The bureaucracy, well over 99 percent Palestinian, has created an infrastructure of Palestinian dependency on the ground whereby Palestinian refugees rely on the services UNRWA provides (medical assistance, jobs, education) and have absolutely no incentive to plan or implement any solutions that may endanger their livelihood by rendering their services obsolete.

Thus, UNRWA is not so much in reality a UN body but a Palestinian organization funded by the UN. Since its employees have traditionally been supporters (or at least feel the pressure to act as such) of Fatah and the PLO, UNRWA behaved largely on the ground as a PLO front group. Today, especially in the Gaza Strip, it has moved toward becoming a virtual arm of Hamas.

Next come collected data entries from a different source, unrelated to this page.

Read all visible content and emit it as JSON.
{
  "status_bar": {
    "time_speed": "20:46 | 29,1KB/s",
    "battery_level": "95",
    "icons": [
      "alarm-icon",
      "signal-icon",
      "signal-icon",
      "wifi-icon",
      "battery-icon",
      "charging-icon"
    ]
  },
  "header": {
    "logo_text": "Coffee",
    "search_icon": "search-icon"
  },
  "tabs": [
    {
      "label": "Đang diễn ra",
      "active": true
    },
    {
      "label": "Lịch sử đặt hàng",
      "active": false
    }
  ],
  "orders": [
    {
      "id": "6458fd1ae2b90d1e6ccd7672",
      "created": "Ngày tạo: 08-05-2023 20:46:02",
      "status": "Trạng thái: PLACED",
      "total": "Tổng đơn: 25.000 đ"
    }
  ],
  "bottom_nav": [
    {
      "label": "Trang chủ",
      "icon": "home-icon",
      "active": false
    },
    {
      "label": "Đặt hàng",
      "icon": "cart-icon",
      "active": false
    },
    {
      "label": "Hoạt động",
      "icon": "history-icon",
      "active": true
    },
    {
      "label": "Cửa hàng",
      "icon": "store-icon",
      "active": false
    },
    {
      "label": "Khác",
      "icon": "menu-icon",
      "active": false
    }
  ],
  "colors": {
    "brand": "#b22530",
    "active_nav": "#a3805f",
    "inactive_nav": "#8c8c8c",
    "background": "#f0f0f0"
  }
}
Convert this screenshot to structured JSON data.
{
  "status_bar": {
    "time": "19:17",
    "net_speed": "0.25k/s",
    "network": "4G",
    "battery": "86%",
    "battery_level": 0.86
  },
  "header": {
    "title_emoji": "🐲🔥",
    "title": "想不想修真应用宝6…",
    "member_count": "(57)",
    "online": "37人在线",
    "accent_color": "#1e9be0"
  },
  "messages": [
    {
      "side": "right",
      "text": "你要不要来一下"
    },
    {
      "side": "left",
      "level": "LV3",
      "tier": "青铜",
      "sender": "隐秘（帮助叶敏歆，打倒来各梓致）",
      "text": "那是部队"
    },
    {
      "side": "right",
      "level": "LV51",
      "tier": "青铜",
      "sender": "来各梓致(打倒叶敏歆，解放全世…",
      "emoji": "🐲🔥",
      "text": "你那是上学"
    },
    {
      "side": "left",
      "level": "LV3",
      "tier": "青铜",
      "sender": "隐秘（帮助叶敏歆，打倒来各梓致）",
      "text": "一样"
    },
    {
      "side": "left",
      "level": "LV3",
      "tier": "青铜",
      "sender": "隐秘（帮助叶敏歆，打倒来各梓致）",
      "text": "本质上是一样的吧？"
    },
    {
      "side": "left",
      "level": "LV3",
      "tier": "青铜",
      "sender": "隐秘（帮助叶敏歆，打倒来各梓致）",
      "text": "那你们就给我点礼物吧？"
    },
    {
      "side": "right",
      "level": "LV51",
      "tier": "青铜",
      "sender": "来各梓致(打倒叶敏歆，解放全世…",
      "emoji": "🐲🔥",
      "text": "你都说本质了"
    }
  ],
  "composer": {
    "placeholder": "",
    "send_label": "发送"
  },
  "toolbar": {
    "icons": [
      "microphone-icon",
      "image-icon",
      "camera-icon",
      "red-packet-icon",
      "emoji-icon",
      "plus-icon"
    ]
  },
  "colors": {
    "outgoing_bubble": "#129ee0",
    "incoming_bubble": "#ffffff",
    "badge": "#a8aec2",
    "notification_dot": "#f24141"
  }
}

Since its inception UNRWA has became a vehicle for Arab propaganda and incitement towards violence. As Israel's first director-general of the Foreign Ministry Walter Eytan explains,

"The refugees were a gift to Arab propaganda, which succeeded, by perverting the facts, in turning them into the gravest political liability with which Israel has had to contend in the first decade of her existence. Wherever in the "Western" world anti-Israel feeling exists, it draws its inspiration primarily from the Arab refugees. For all her efforts, Israel has never succeeded in freeing herself from the reproach leveled at her by Arab propaganda –– that she drove out the refugees in the first place and has since cruelly denied them the elementary human right of 'returning home,' and that in doing so she has 'defied' the United Nations."

In addition, Israel's first Prime Minister David Ben Gurion bluntly described the Israeli obstacle of finding a resolution of the Arab refugees saying that, "the fact that Israel is trying to solve the refugee problem proves that she has an interest in its solution. This alone is enough to damn any such attempt in Arab eyes."

And although, some support the Palestinian "right of return" out of good-hearted naiveté many others have a different agenda. Their purpose is not the resolution of the Israeli-Palestinian conflict, but the destruction of Israel. As one of Yasser Arafat's closest advisors, Saker Habash, once commented, "The right of return is our winning lottery ticket for the destruction of Israel."


UNRWA is simultaneously a UN agency and an integral part of a long-term Arab strategy to use the perpetuated misery of the Palestinians in order to keep this humanitarian burden at the center of the Arab-Israeli conflict. Its approach basically said: Israel's existence necessarily meant Palestinian suffering since there was no other way of relieving their situation.

In this context, up until 1967 there was no attempt to bring a humanitarian option to the Palestinians. In fact, only when Israel took control of the West Bank and Gaza did the Palestinians get the opportunity, from Israel no less, to build homes and get out of the refugee camps. This was of-course rejected by Yasir Arafat. Even though arguably such a strategy could have contributed to building an independent Palestinian state it detracted from his true aim of seeking total victory and Israel's elimination.

He pursued the same policy after he took over the Gaza Strip in 1994 and the Palestinian-populated areas of the West Bank in 1995. In 2000 an official PLO document Arafat and his administration endorse the Arab strategy to perpetuate the refugee problem and keep them in their dire conditions in the camps, stating approvingly that, "in order to keep the refugee issue alive and prevent Israel from evading responsibility for their plight, Arab countries –– with the notable exception of Jordan- have usually sought to preserve a Palestinian identity by maintaining the Palestinians' status as refugees."[4]

A secondary factor was that, after the establishment of the PA, UNRWA meant that Arafat could continue to disclaim all responsibility for the well-being of the refugees. Their social, medical, educational, service, and even financial provider remained UNRWA and the UN, at no cost to Arafat in resources or governmental effort, contrary to every principle of normal territorial integrity and autonomy. The situation signaled that no outcome of the Oslo peace process –– and that is to say any two-state solution –– could possibly help the refugees' situation.